Keeping Baghdad’s oil ambitions in check

12 October 2010

Whether or not Iraq can deliver its output target of more than 12 million barrels by 2017, it will at some point be brought back into the Opec quota system – a process that will not be easy

Key Iraq oil fact

Despite holding the world’s third largest reserves, Iraq ranks about 10th in global oil production

Source: MEED

Baghdad had the distinction of hosting the first Opec ministerial conference back in September 1960. But 30 years of war, sanctions and neglect have caused the country’s oil sector to flounder and Iraq is now left seeking a route back to the top.

Despite holding the world’s third largest reserves, Iraq currently ranks about 10th in global oil production capacity.

In light of the security problems, Opec voted in 1998 to exempt Iraq from its quota system, which limits global oil supply by restricting exports in proportion to reserves. Compared with its reserves, now estimated to be 143 billion barrels, Iraq’s output of less than 2.5 million barrels a day (b/d) is not currently a concern.

Iraq average daily crude oil production
YearThousand barrels a day
1960972.2
19701,548.60
19802,646.40
19902,112.60
20002,810
20092,336.20
Source: Opec

But in the next few years, Opec will have to address the issue of Iraq’s expanding output. Baghdad has signed 11 deals with international oil companies and plans to boost production to more than 12 million b/d by 2017.

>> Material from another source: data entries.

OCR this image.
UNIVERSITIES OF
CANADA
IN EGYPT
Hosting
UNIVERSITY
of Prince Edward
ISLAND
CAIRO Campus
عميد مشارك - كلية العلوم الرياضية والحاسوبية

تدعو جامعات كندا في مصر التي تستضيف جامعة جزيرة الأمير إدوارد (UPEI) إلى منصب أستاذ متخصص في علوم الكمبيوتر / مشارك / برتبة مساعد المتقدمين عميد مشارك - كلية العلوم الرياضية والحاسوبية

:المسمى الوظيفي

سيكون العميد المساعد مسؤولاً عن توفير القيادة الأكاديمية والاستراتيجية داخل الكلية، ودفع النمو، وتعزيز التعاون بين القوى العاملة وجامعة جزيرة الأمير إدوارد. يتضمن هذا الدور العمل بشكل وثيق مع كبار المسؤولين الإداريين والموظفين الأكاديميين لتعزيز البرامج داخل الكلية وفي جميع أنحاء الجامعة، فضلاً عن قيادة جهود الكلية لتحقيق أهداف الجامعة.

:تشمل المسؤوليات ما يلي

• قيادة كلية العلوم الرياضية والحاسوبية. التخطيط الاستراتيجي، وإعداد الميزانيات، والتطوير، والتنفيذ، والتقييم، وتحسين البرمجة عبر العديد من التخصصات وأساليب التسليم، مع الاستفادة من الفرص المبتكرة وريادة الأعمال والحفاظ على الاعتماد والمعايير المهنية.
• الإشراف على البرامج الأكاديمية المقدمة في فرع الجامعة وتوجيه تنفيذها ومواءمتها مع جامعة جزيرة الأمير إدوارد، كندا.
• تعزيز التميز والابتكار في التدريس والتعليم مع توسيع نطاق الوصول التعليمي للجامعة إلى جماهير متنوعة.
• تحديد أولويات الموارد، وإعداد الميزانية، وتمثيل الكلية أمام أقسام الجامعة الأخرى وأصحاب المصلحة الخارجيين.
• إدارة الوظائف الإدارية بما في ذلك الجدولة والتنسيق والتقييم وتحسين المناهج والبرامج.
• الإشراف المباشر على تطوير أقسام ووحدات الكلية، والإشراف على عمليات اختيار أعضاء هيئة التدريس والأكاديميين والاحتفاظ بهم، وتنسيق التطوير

Bringing Baghdad back into the Opec quota system will not be an easy process. Opec already has approximately 6 million barrels a day of surplus production capacity, and Iraq is not the only country with plans to increase production. Its other members will also not concede their market share easily.

Investment returns from Iraq oil production

The Oil Ministry accepts that as its production is ramped up to more than 4 million b/d, it will have to fall back under the quota system. Yet at the same time, Baghdad and the international oil companies and contractors, which are pouring money into the country to raise output, will want to see a return from their investments.

The oil companies are under pressure to get to work quickly, with a remit to achieve a 10 per cent production increment within a year of signing their contracts; 18 months in the case of greenfield developments.

But since June 2009 when the first deal was signed, production has barely increased from Saddam Hussain-era levels, and many former Iraqi oil officials and analysts doubt the country will be able to reach the target within the seven-year time-frame.